Chaotic Phase Synchronization in Bursting-neuron Models Driven by a Weak Periodic Force

TL;DR

This paper explores how a chaotic neuron model with multiple time scales can synchronize with a weak periodic force, revealing complex phase locking behaviors and unique transition phenomena.

Contribution

It introduces a novel detection method for phase synchronization in systems with multiple time scales and characterizes the transition phenomena in chaotic bursting neurons.

Findings

Multiple phase locking types observed, including 1:1 and 1:l synchronization.

Power-law scaling of phase slip intervals near transition points.

Stepwise behavior of Kuramoto's order parameter before synchronization.

Abstract

We investigate the entrainment of a neuron model exhibiting a chaotic spiking-bursting behavior in response to a weak periodic force.
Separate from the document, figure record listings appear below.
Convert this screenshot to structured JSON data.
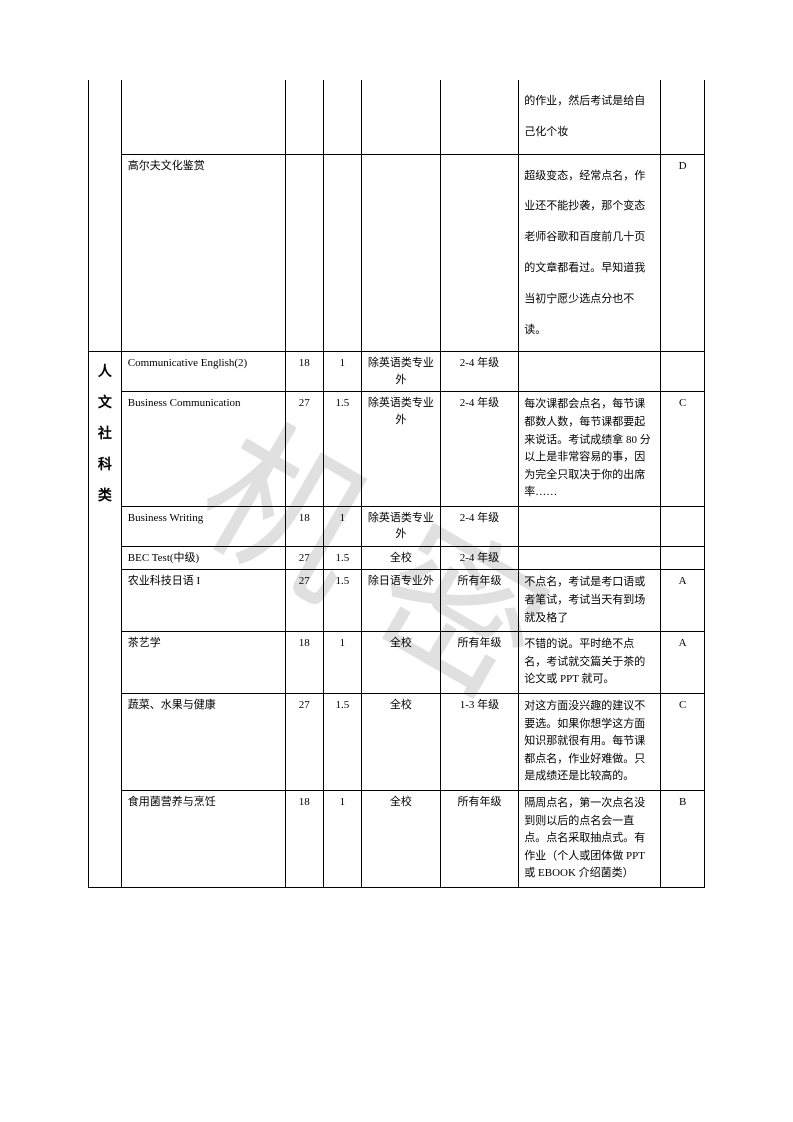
{
  "watermark_text": "机密",
  "category_label": "人文社科类",
  "rows": [
    {
      "course": "",
      "hours": "",
      "credits": "",
      "scope": "",
      "grades": "",
      "comment": "的作业，然后考试是给自己化个妆",
      "grade": "",
      "comment_spaced": true,
      "no_top_border": true
    },
    {
      "course": "高尔夫文化鉴赏",
      "hours": "",
      "credits": "",
      "scope": "",
      "grades": "",
      "comment": "超级变态，经常点名，作业还不能抄袭，那个变态老师谷歌和百度前几十页 的文章都看过。早知道我当初宁愿少选点分也不读。",
      "grade": "D",
      "comment_spaced": true
    },
    {
      "course": "Communicative English(2)",
      "hours": "18",
      "credits": "1",
      "scope": "除英语类专业外",
      "grades": "2-4 年级",
      "comment": "",
      "grade": ""
    },
    {
      "course": "Business Communication",
      "hours": "27",
      "credits": "1.5",
      "scope": "除英语类专业外",
      "grades": "2-4 年级",
      "comment": "每次课都会点名，每节课都数人数，每节课都要起来说话。考试成绩拿 80 分以上是非常容易的事，因为完全只取决于你的出席率……",
      "grade": "C"
    },
    {
      "course": "Business Writing",
      "hours": "18",
      "credits": "1",
      "scope": "除英语类专业外",
      "grades": "2-4 年级",
      "comment": "",
      "grade": ""
    },
    {
      "course": "BEC Test(中级)",
      "hours": "27",
      "credits": "1.5",
      "scope": "全校",
      "grades": "2-4 年级",
      "comment": "",
      "grade": ""
    },
    {
      "course": "农业科技日语 I",
      "hours": "27",
      "credits": "1.5",
      "scope": "除日语专业外",
      "grades": "所有年级",
      "comment": "不点名，考试是考口语或者笔试，考试当天有到场就及格了",
      "grade": "A"
    },
    {
      "course": "茶艺学",
      "hours": "18",
      "credits": "1",
      "scope": "全校",
      "grades": "所有年级",
      "comment": "不错的说。平时绝不点名，考试就交篇关于茶的论文或 PPT 就可。",
      "grade": "A"
    },
    {
      "course": "蔬菜、水果与健康",
      "hours": "27",
      "credits": "1.5",
      "scope": "全校",
      "grades": "1-3 年级",
      "comment": "对这方面没兴趣的建议不要选。如果你想学这方面知识那就很有用。每节课都点名，作业好难做。只是成绩还是比较高的。",
      "grade": "C"
    },
    {
      "course": "食用菌营养与烹饪",
      "hours": "18",
      "credits": "1",
      "scope": "全校",
      "grades": "所有年级",
      "comment": "隔周点名，第一次点名没到则以后的点名会一直点。点名采取抽点式。有作业（个人或团体做 PPT 或 EBOOK 介绍菌类）",
      "grade": "B"
    }
  ]
}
This model exhibits two types of oscillations with different characteristic time scales, namely, long and short time scales. Several types of phase synchronization are observed, such as 1 : 1 phase locking between a single spike and one period of the force and 1 : l phase locking between the period of slow oscillation underlying bursts and l periods of the force. Moreover, spiking-bursting oscillations with chaotic firing patterns can be synchronized with the periodic force. Such a type of phase synchronization is detected from the position of a set of points on a unit circle, which is determined by the phase of the periodic force at each spiking time. We show that this detection method is effective for a system with multiple time scales. Owing to the existence of both the short and the long time scales, two characteristic phenomena are found around the transition point to chaotic phase synchronization. One phenomenon shows that the average time interval between successive phase slips exhibits a power-law scaling against the driving force strength and that the scaling exponent has an unsmooth dependence on the changes in the driving force strength. The other phenomenon shows that Kuramoto's order parameter before the transition exhibits stepwise behavior as a function of the driving force strength, contrary to the smooth transition in a model with a single time scale.